Treize années d’attente électrique : un combat silencieux à Saint-Paul
Cela pourrait être le pitch d’un roman kafkaïen, mais c’est bel et bien une histoire bien réelle, vécue loin des vitrines parisiennes et des projecteurs médiatiques. À Saint-Paul, quelque part entre mers et montagnes de La Réunion, un homme attend. Depuis treize longues années, il espère voir s’installer chez lui un simple compteur triphasé, cet outil banal devenu dans son cas symbole d’un combat contre l’immobilisme et la lenteur administrative.
Treize ans, c’est l’âge d’un adolescent qui entre au collège. C’est plus de 4 700 jours pendant lesquels chaque appel au service client, chaque lettre recommandée, chaque prise de rendez-vous s’est soldé par du silence ou des promesses non tenues. Est-ce une erreur ? Un oubli malheureux ? Ou l’implacable indifférence d’un système perclus de lourdeurs ? La vérité est certainement un peu de tout cela. Mais elle pose surtout une question fondamentale : comment peut-on encore, en 2024, être privé d’un service aussi essentiel ?
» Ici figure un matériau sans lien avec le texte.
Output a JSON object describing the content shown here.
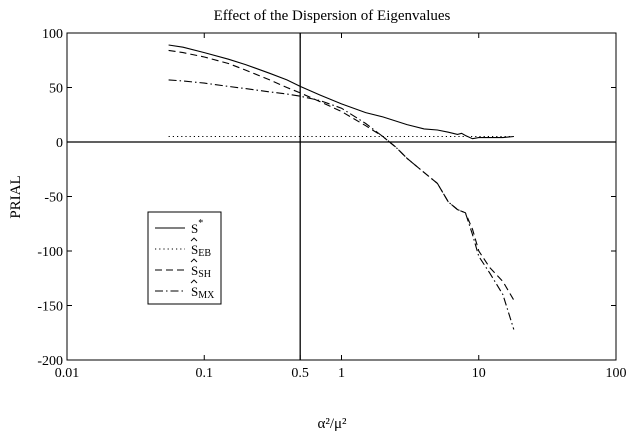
{
  "chart_data": {
    "type": "line",
    "title": "Effect of the Dispersion of Eigenvalues",
    "xlabel": "α²/μ²",
    "ylabel": "PRIAL",
    "xscale": "log",
    "xlim": [
      0.01,
      100
    ],
    "ylim": [
      -200,
      100
    ],
    "xticks": [
      {
        "value": 0.01,
        "label": "0.01"
      },
      {
        "value": 0.1,
        "label": "0.1"
      },
      {
        "value": 0.5,
        "label": "0.5"
      },
      {
        "value": 1,
        "label": "1"
      },
      {
        "value": 10,
        "label": "10"
      },
      {
        "value": 100,
        "label": "100"
      }
    ],
    "yticks": [
      100,
      50,
      0,
      -50,
      -100,
      -150,
      -200
    ],
    "reference_lines": {
      "vertical_x": 0.5,
      "horizontal_y": 0
    },
    "legend": {
      "placement": "middle-left",
      "entries": [
        {
          "series": 0,
          "label": "S",
          "sup": "*",
          "sub": "",
          "hat": false
        },
        {
          "series": 1,
          "label": "S",
          "sup": "",
          "sub": "EB",
          "hat": true
        },
        {
          "series": 2,
          "label": "S",
          "sup": "",
          "sub": "SH",
          "hat": true
        },
        {
          "series": 3,
          "label": "S",
          "sup": "",
          "sub": "MX",
          "hat": true
        }
      ]
    },
    "series": [
      {
        "style": "solid",
        "x": [
          0.055,
          0.07,
          0.1,
          0.15,
          0.2,
          0.3,
          0.4,
          0.5,
          0.7,
          1,
          1.5,
          2,
          3,
          4,
          5,
          6,
          7,
          7.5,
          8,
          9,
          10,
          12,
          15,
          18
        ],
        "y": [
          89,
          87,
          82,
          76,
          71,
          63,
          57,
          51,
          43,
          35,
          27,
          23,
          16,
          12,
          11,
          9,
          7,
          8,
          6,
          3,
          4,
          4,
          4,
          5
        ]
      },
      {
        "style": "dotted",
        "x": [
          0.055,
          0.1,
          0.5,
          1,
          5,
          10,
          18
        ],
        "y": [
          5,
          5,
          5,
          5,
          5,
          5,
          5
        ]
      },
      {
        "style": "dashed",
        "x": [
          0.055,
          0.07,
          0.1,
          0.15,
          0.2,
          0.3,
          0.4,
          0.5,
          0.7,
          1,
          1.5,
          2,
          2.5,
          3,
          4,
          5,
          6,
          7,
          8,
          9,
          10,
          12,
          15,
          18
        ],
        "y": [
          84,
          82,
          78,
          72,
          66,
          57,
          50,
          45,
          37,
          28,
          15,
          5,
          -5,
          -15,
          -28,
          -38,
          -55,
          -62,
          -65,
          -80,
          -100,
          -115,
          -128,
          -145
        ]
      },
      {
        "style": "dashdot",
        "x": [
          0.055,
          0.07,
          0.1,
          0.15,
          0.2,
          0.3,
          0.4,
          0.5,
          0.7,
          1,
          1.5,
          2,
          2.5,
          3,
          4,
          5,
          6,
          7,
          8,
          9,
          10,
          12,
          15,
          18
        ],
        "y": [
          57,
          56,
          54,
          51,
          49,
          46,
          44,
          42,
          38,
          31,
          17,
          5,
          -5,
          -15,
          -28,
          -38,
          -55,
          -62,
          -65,
          -85,
          -105,
          -120,
          -140,
          -172
        ]
      }
    ]
  }
}
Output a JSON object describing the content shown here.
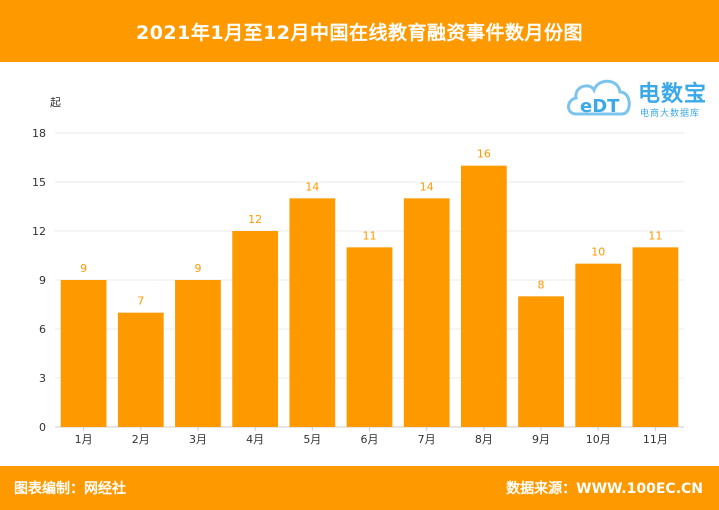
{
  "title": "2021年1月至12月中国在线教育融资事件数月份图",
  "footer": {
    "left": "图表编制：网经社",
    "right": "数据来源：WWW.100EC.CN"
  },
  "logo": {
    "mark": "eDT",
    "main": "电数宝",
    "sub": "电商大数据库"
  },
  "colors": {
    "accent": "#FF9900",
    "bar": "#FF9900",
    "label": "#FF9900",
    "logo": "#3BA8E8",
    "grid": "#EBEBEB",
    "axis_text": "#333333"
  },
  "chart_data": {
    "type": "bar",
    "title": "2021年1月至12月中国在线教育融资事件数月份图",
    "ylabel": "起",
    "xlabel": "",
    "categories": [
      "1月",
      "2月",
      "3月",
      "4月",
      "5月",
      "6月",
      "7月",
      "8月",
      "9月",
      "10月",
      "11月"
    ],
    "values": [
      9,
      7,
      9,
      12,
      14,
      11,
      14,
      16,
      8,
      10,
      11
    ],
    "ylim": [
      0,
      18
    ],
    "yticks": [
      0,
      3,
      6,
      9,
      12,
      15,
      18
    ],
    "grid": true,
    "legend": "none"
  }
}
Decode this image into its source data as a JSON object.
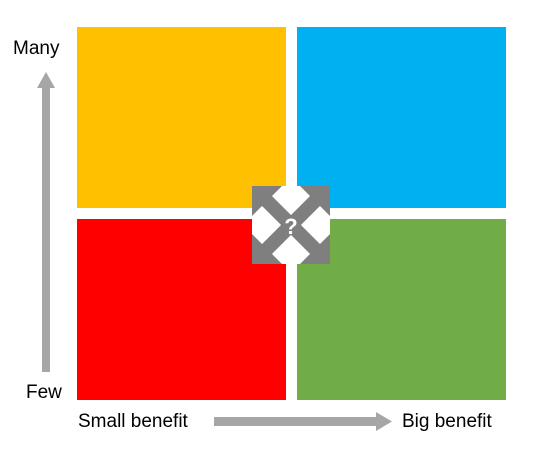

Un besoin technique devenu affaire de survie
Le compteur triphasé, ce n’est pas un luxe. Ce n’est pas un caprice technique. Pour ceux qui en ont fait la demande – artisans, agriculteurs, particuliers avec atelier ou pompe de forage – il s’agit d’un équipement qui permet d’alimenter des machines puissantes, de stabiliser le courant, et d’éviter des pannes à répétition. C’est l’outil qui sépare un projet viable d’un rêve ajourné, un quotidien fonctionnel d’un bricolage permanent.
Dans le cas de cet habitant de Saint-Paul, le manque de triphasé a des conséquences économiques autant que psychologiques. Imaginez devoir limiter l’utilisation de vos appareils essentiels, annuler une activité commerciale faute de puissance, ou vivre dans la crainte permanente d’une surcharge. On parle ici d’un ostacle à la dignité même de vivre dans le confort de base qu’un pays moderne est censé offrir.
Et pourtant, malgré toutes les démarches entreprises, les portes sont restées closes. On s’échange les responsabilités – fournisseur d’électricité, gestionnaire de réseau, services municipaux – et pendant ce temps, la vie passe. Elle passe avec son cortège de découragement et cette sourde impression d’être invisible dans son propre pays.
De la banalité à l’absurde : un triste miroir de nos dysfonctionnements
Ce type d’histoire peut sembler anecdotique, voire marginale. Mais il n’en est rien. Car derrière chaque “petit cas” se cache un grand problème systémique. Celui d’une société où l’administration oublie parfois le sens du mot « service public ». Où les territoires ultramarins comme La Réunion doivent souvent redoubler d’efforts pour être considérés à égalité avec l’Hexagone.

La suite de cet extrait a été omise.